Not that it was any use complaining, she reflected. As long as her contemporaries chose to dress and look as though they were their own daughters, there was nothing for her but to go one better and beat them at their game, and anyhow, dining that evening with young Savile she would be able to be herself. It would be nice to look nice for him. “I think,” she said, “that I'll take a bottle of that Chanel, after all.”

Chapter IX
The Sisters

It was close on seven before Faith rose that evening from her siesta. In the road below her window was parked a familiar and mud-spattered Daimler. “So he's still here,” she thought as she walked downstairs. “I wonder how they enjoyed themselves?”

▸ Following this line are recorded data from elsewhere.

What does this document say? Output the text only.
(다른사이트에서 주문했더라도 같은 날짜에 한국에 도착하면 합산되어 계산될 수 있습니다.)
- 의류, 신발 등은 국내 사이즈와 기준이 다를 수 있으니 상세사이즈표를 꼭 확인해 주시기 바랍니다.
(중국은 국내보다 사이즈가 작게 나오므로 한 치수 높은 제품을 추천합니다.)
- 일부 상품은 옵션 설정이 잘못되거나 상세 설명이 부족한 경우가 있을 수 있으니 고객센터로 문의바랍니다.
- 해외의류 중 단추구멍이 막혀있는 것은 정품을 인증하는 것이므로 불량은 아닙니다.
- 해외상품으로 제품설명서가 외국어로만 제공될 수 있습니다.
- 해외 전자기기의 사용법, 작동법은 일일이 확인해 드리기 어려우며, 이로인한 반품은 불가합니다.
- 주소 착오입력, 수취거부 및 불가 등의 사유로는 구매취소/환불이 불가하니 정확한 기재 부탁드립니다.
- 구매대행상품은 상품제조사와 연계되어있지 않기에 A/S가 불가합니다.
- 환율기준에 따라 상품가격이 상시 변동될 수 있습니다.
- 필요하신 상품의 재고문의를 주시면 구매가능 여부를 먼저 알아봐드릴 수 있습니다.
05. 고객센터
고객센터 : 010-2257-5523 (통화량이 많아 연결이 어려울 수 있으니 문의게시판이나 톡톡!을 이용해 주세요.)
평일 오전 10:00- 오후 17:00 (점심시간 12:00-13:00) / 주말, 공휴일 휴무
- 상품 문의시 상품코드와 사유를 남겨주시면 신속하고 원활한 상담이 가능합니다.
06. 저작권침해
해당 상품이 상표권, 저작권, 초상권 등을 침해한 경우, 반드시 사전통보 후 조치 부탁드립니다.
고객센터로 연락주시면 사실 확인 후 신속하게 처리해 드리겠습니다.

It was a question that quite clearly did not need answering as far at any rate as one of the protagonists was concerned. In the drawing-room, glum and silent, Arthur Paramount was sitting with her husband. In one glance, as he rose to greet her, her eyes took in and recognised the significance of the soiled collar, the creaseless trousers, the mud-caked shoes. “Again,” she thought.

“Well,” she asked, “and have you brought back my daughter safely?”